As Empty Wheel says,
it’s possible that Putin arrested two FSB officers because he suspects they were sources for some of the intelligence that got shared to undermine Russia’s efforts. It’s possible that Russia’s focus on neutralizing western support for Ukraine in recent days, particularly its attack on the western training base in Yavoriv yesterday, reflects a counterintelligence crackdown responding to declassified US intelligence.
I would say that the attack on the base in Lviv is guaranteed to be a counter-intelligence move, as well as a counter-espionage and counter-cyber attack. Ukraine’s electronic defenses (and attacks on Russian aircraft) have been good, and the Russians have to expect that they’re coming from an unofficial NATO base in Ukraine.
Furthermore, we can expect that the Russian infantry has been given orders to specifically shoot journalists now, since it’s standard for Putin to revive the Soviet stance that all Western journalists are spies, whether they know it or not.
Ms. Wheeler warns us against the triumphalist note. We may be proven wrong in our assessment that sharing is a weapon of war. Regardless, she says, it is a weapon of alliance that is doing a great deal for the United States.

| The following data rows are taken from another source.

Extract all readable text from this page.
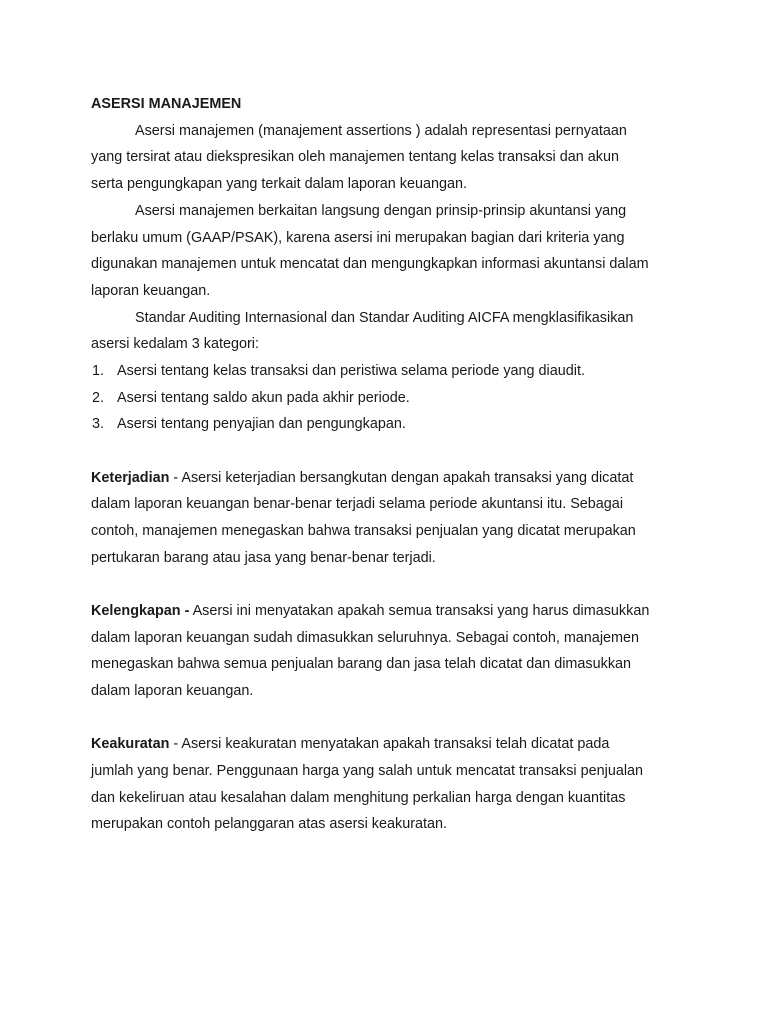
ASERSI MANAJEMEN
Asersi manajemen (manajement assertions ) adalah representasi pernyataan
yang tersirat atau diekspresikan oleh manajemen tentang kelas transaksi dan akun
serta pengungkapan yang terkait dalam laporan keuangan.
Asersi manajemen berkaitan langsung dengan prinsip-prinsip akuntansi yang
berlaku umum (GAAP/PSAK), karena asersi ini merupakan bagian dari kriteria yang
digunakan manajemen untuk mencatat dan mengungkapkan informasi akuntansi dalam
laporan keuangan.
Standar Auditing Internasional dan Standar Auditing AICFA mengklasifikasikan
asersi kedalam 3 kategori:
1. Asersi tentang kelas transaksi dan peristiwa selama periode yang diaudit.
2. Asersi tentang saldo akun pada akhir periode.
3. Asersi tentang penyajian dan pengungkapan.
Keterjadian - Asersi keterjadian bersangkutan dengan apakah transaksi yang dicatat
dalam laporan keuangan benar-benar terjadi selama periode akuntansi itu. Sebagai
contoh, manajemen menegaskan bahwa transaksi penjualan yang dicatat merupakan
pertukaran barang atau jasa yang benar-benar terjadi.
Kelengkapan - Asersi ini menyatakan apakah semua transaksi yang harus dimasukkan
dalam laporan keuangan sudah dimasukkan seluruhnya. Sebagai contoh, manajemen
menegaskan bahwa semua penjualan barang dan jasa telah dicatat dan dimasukkan
dalam laporan keuangan.
Keakuratan - Asersi keakuratan menyatakan apakah transaksi telah dicatat pada
jumlah yang benar. Penggunaan harga yang salah untuk mencatat transaksi penjualan
dan kekeliruan atau kesalahan dalam menghitung perkalian harga dengan kuantitas
merupakan contoh pelanggaran atas asersi keakuratan.
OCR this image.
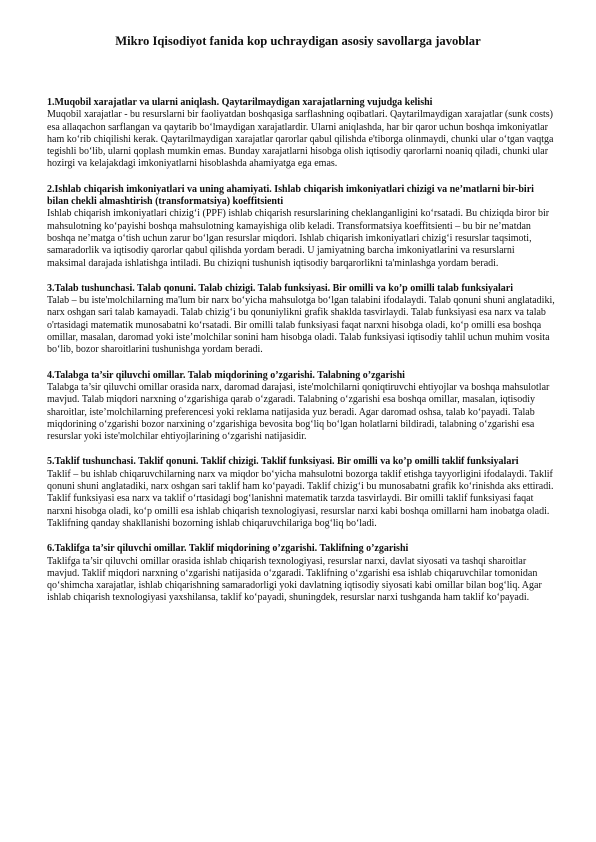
Mikro Iqisodiyot fanida kop uchraydigan asosiy savollarga javoblar

1.Muqobil xarajatlar va ularni aniqlash. Qaytarilmaydigan xarajatlarning vujudga kelishi

Muqobil xarajatlar - bu resurslarni bir faoliyatdan boshqasiga sarflashning oqibatlari. Qaytarilmaydigan xarajatlar (sunk costs) esa allaqachon sarflangan va qaytarib bo‘lmaydigan xarajatlardir. Ularni aniqlashda, har bir qaror uchun boshqa imkoniyatlar ham ko‘rib chiqilishi kerak. Qaytarilmaydigan xarajatlar qarorlar qabul qilishda e'tiborga olinmaydi, chunki ular o‘tgan vaqtga tegishli bo‘lib, ularni qoplash mumkin emas. Bunday xarajatlarni hisobga olish iqtisodiy qarorlarni noaniq qiladi, chunki ular hozirgi va kelajakdagi imkoniyatlarni hisoblashda ahamiyatga ega emas.

2.Ishlab chiqarish imkoniyatlari va uning ahamiyati. Ishlab chiqarish imkoniyatlari chizigi va ne’matlarni bir-biri bilan chekli almashtirish (transformatsiya) koeffitsienti

Ishlab chiqarish imkoniyatlari chizig‘i (PPF) ishlab chiqarish resurslarining cheklanganligini ko‘rsatadi. Bu chiziqda biror bir mahsulotning ko‘payishi boshqa mahsulotning kamayishiga olib keladi. Transformatsiya koeffitsienti – bu bir ne’matdan boshqa ne’matga o‘tish uchun zarur bo‘lgan resurslar miqdori. Ishlab chiqarish imkoniyatlari chizig‘i resurslar taqsimoti, samaradorlik va iqtisodiy qarorlar qabul qilishda yordam beradi. U jamiyatning barcha imkoniyatlarini va resurslarni maksimal darajada ishlatishga intiladi. Bu chiziqni tushunish iqtisodiy barqarorlikni ta'minlashga yordam beradi.

3.Talab tushunchasi. Talab qonuni. Talab chizigi. Talab funksiyasi. Bir omilli va ko’p omilli talab funksiyalari

Talab – bu iste'molchilarning ma'lum bir narx bo‘yicha mahsulotga bo‘lgan talabini ifodalaydi. Talab qonuni shuni anglatadiki, narx oshgan sari talab kamayadi. Talab chizig‘i bu qonuniylikni grafik shaklda tasvirlaydi. Talab funksiyasi esa narx va talab o'rtasidagi matematik munosabatni ko‘rsatadi. Bir omilli talab funksiyasi faqat narxni hisobga oladi, ko‘p omilli esa boshqa omillar, masalan, daromad yoki iste’molchilar sonini ham hisobga oladi. Talab funksiyasi iqtisodiy tahlil uchun muhim vosita bo‘lib, bozor sharoitlarini tushunishga yordam beradi.

4.Talabga ta’sir qiluvchi omillar. Talab miqdorining o’zgarishi. Talabning o’zgarishi

Talabga ta’sir qiluvchi omillar orasida narx, daromad darajasi, iste'molchilarni qoniqtiruvchi ehtiyojlar va boshqa mahsulotlar mavjud. Talab miqdori narxning o‘zgarishiga qarab o‘zgaradi. Talabning o‘zgarishi esa boshqa omillar, masalan, iqtisodiy sharoitlar, iste’molchilarning preferencesi yoki reklama natijasida yuz beradi. Agar daromad oshsa, talab ko‘payadi. Talab miqdorining o‘zgarishi bozor narxining o‘zgarishiga bevosita bog‘liq bo‘lgan holatlarni bildiradi, talabning o‘zgarishi esa resurslar yoki iste'molchilar ehtiyojlarining o‘zgarishi natijasidir.

5.Taklif tushunchasi. Taklif qonuni. Taklif chizigi. Taklif funksiyasi. Bir omilli va ko’p omilli taklif funksiyalari

Taklif – bu ishlab chiqaruvchilarning narx va miqdor bo‘yicha mahsulotni bozorga taklif etishga tayyorligini ifodalaydi. Taklif qonuni shuni anglatadiki, narx oshgan sari taklif ham ko‘payadi. Taklif chizig‘i bu munosabatni grafik ko‘rinishda aks ettiradi. Taklif funksiyasi esa narx va taklif o‘rtasidagi bog‘lanishni matematik tarzda tasvirlaydi. Bir omilli taklif funksiyasi faqat narxni hisobga oladi, ko‘p omilli esa ishlab chiqarish texnologiyasi, resurslar narxi kabi boshqa omillarni ham inobatga oladi. Taklifning qanday shakllanishi bozorning ishlab chiqaruvchilariga bog‘liq bo‘ladi.

6.Taklifga ta’sir qiluvchi omillar. Taklif miqdorining o’zgarishi. Taklifning o’zgarishi

Taklifga ta’sir qiluvchi omillar orasida ishlab chiqarish texnologiyasi, resurslar narxi, davlat siyosati va tashqi sharoitlar mavjud. Taklif miqdori narxning o‘zgarishi natijasida o‘zgaradi. Taklifning o‘zgarishi esa ishlab chiqaruvchilar tomonidan qo‘shimcha xarajatlar, ishlab chiqarishning samaradorligi yoki davlatning iqtisodiy siyosati kabi omillar bilan bog‘liq. Agar ishlab chiqarish texnologiyasi yaxshilansa, taklif ko‘payadi, shuningdek, resurslar narxi tushganda ham taklif ko‘payadi.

I, too, think we need to be REALLY careful about self-congratulations. Every time we smile at our “wins” (with the bodies of Ukrainians), we set ourselves up for rage and knee jerk reactions when the wins are reversed, when the enemy adapts, and these get us closer to firing missiles of our own. We must remember that Russia had fully penetrated Ukraine’s computer systems before the war, had corrupt officials all over the place, and it had superb intelligence.
We could not stop Iran from delivering a devastating missile strike on one of our heavily defended basis in Iraq in retaliation for killing one of their top generals, so don’t think that we won’t see more deaths of allies as well as Ukrainians.
Now, if we could find a way to move China. . . but, when it comes to that, we can’t be certain that the “news” we’re reading about China having already decided to help Russia isn’t another declassification weapon. If used properly, it tells China that Russia leaks or is “owned” by our intelligence. If not, it makes China belligerent. CIA and State have shown that they know what they’re doing, and we have to trust the professionals for now.